Tanzu Application Platform / Spring Runtime (details not clear yet)

More add-ons coming in future (for example Private AI Foundation)

VMware Cloud Customer Journey

Existing VCF or future vSphere Foundation customers would go for the new VMware Cloud Foundation now, which can now be considered a true full-stack private and hybrid cloud stack:

VMware Cloud Foundation, our flagship enterprise-class hybrid cloud solution for customers to run their business critical and modern applications – in a secure, resilient and cost efficient manner. To allow more customers to benefit from this solution, we’ve reduced the previous subscription list price by half and added higher support service levels including enhanced support for activating the solution and lifecycle management.

Very important in case you missed that from the vSphere Foundation section above: Moving forward, VMware Cloud Foundation only includes NSX for network virtualization (overlay), with no more micro-segmentation or distributed firewalling (DFW) capabilities.

In other words, customers who need NSX’s DFW (VMware Firewall add-on) capabilities, need a VCF subscription first, which includes NSX.

Note: Currently, all new licensing bundles are coming in a “disconnected” fashion (no VMware Cloud connectivity)

While Krish mentioned BYOL and license portability in the future, there seem to be no immediate changes about the VMware Cloud and other hyperscaler offerings.

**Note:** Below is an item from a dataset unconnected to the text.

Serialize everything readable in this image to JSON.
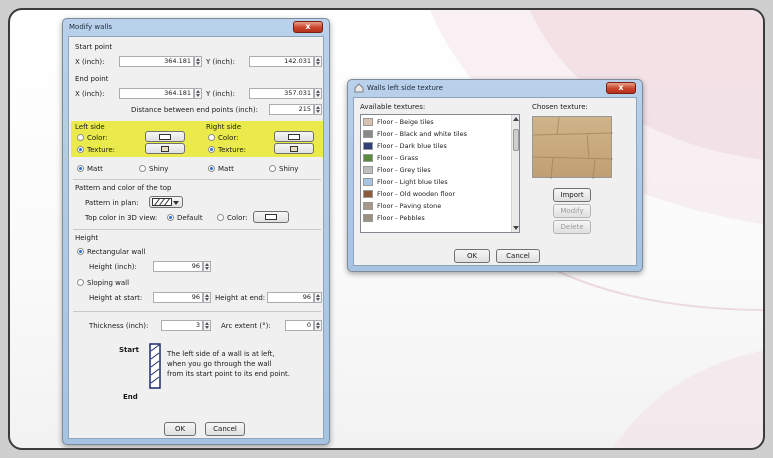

VMware Cloud Foundation (VCF)

Components:

  • vSphere Enterprise Plus
    • Includes TKG and vCenter Standard
  • vSAN Enterprise per TiB per X amount of cores
  • Aria Suite Enterprise
    • Aria Operations Enterprise (includes Aria Operations for Logs)
    • Aria Automation
  • NSX Networking for VCF
  • HCX Enterprise
  • Aria Operations for Networks Enterprise (formerly known as vRealize Network Insight)
  • SDDC Manager
  • Includes Select Support
    • Includes SRE (customers must deploy SDDC Manager to be entitled to SRE)
  • Add-ons: See above

Note: Going forward, standalone offerings are being EOA-ed (end of availability) – no more VCF components “a la carte”

VMware Cloud on X

We can expect that long-term these VMC or hyperscaler subscription offerings will converge to VCF.

Final Comments

Look, I do not have all the answers and information yet, because it is a lot to unpack. That is all I can share with you right now. Be patient. 🙂

But, this announcement from Broadcom (Krish) was an unexpected surprise since almost everyone was expecting price increases after the acquisition. Instead, Broadcom is cutting the subscription pricing in half!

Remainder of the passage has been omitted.